Lesen Sie gemeinsam Mose 1:12–22.

• Wie wollte der Satan den Mose täuschen? Wie widersetzte sich Mose diesen Versuchungen?

• Warum wich der Satan schließlich von Mose? Mose hat den Satan insgesamt viermal aufgefordert, von ihm zu weichen. Worin unterschied sich die vierte Aufforderung von den vorherigen drei?
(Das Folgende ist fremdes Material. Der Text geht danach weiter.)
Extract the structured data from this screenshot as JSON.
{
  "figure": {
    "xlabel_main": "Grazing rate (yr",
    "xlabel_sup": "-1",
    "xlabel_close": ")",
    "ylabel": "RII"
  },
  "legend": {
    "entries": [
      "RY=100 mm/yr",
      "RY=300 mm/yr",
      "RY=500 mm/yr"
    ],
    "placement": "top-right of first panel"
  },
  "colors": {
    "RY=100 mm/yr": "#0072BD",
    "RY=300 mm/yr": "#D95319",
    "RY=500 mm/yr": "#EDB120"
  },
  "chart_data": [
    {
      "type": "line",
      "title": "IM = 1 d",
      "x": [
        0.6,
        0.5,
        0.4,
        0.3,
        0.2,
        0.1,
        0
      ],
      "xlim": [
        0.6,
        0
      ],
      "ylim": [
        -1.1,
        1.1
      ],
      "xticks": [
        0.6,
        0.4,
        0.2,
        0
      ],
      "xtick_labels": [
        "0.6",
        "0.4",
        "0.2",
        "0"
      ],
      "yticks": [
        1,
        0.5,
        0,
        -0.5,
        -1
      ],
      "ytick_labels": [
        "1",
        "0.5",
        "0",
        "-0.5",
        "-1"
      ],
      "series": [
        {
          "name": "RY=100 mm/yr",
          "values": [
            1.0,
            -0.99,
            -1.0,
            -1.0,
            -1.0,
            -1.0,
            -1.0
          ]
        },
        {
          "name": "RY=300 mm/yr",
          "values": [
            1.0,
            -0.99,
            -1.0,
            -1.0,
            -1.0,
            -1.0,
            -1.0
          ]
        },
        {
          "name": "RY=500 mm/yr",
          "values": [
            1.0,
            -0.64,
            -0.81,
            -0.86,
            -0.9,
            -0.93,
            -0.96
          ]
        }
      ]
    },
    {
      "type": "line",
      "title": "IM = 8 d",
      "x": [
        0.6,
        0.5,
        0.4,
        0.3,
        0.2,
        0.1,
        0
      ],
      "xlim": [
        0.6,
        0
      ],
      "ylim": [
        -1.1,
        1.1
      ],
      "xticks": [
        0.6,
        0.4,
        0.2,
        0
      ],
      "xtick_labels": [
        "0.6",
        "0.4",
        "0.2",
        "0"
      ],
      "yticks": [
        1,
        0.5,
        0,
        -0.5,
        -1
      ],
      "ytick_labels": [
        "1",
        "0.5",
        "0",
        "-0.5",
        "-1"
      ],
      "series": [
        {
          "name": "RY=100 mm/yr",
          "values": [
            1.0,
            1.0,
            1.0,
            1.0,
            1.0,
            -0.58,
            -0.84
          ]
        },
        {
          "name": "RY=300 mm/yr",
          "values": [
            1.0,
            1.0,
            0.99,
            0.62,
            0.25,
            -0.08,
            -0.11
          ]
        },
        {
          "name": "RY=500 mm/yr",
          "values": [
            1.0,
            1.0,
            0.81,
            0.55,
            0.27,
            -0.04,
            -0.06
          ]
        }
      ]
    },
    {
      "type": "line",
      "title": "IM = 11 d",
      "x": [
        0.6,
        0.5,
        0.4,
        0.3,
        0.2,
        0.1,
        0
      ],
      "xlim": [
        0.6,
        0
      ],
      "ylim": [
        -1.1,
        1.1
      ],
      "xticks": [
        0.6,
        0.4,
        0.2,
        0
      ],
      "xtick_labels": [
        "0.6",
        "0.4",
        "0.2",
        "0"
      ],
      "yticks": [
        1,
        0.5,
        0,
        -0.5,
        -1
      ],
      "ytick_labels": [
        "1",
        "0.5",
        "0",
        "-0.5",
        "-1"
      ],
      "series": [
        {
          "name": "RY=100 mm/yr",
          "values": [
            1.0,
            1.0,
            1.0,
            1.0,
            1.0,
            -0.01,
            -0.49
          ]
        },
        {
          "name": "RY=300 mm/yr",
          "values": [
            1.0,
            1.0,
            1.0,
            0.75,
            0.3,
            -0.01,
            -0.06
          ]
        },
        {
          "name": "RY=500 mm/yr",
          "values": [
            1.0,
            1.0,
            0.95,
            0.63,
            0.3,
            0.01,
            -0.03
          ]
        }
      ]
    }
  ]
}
Arbeiten Sie heraus, daß Jesus Christus viel mehr Macht besitzt als der Satan und daß wir den Satan mit seiner Hilfe immer überwinden können.

Zum Abschluß

Zeugnis

Geben Sie Zeugnis, daß es den Satan wirklich gibt und daß wir seine Methoden kennen müssen, damit wir uns nicht von ihm in die Irre führen lassen. Der Satan ist keine Märchengestalt, wie manche Menschen uns glauben machen wollen, sondern der große Christusgegner. Er ist ein nicht zu unterschätzender Feind. Aber wenn wir klug sind und die geistige Kraft nutzen, die uns zuteil wird, wenn wir Christus nachfolgen, auf die Eingebungen des Heiligen Geistes hören und das Priestertum in Ehren halten, können wir stärker sein als er.

Auftrag

Fordern Sie die Jungen auf, sich um Führung durch den Heiligen Geist zu bemühen, auf ihn zu hören und um Kraft zu beten, damit sie sich von allen Versuchungen zum Schlechten abwenden können. Fordern Sie sie auf, alles Schlechte zu meiden – unter anderem auch in ihrer Ausdrucksweise, ihrer Einstellung, ihrem Verhalten und den Situationen, denen sie sich aussetzen.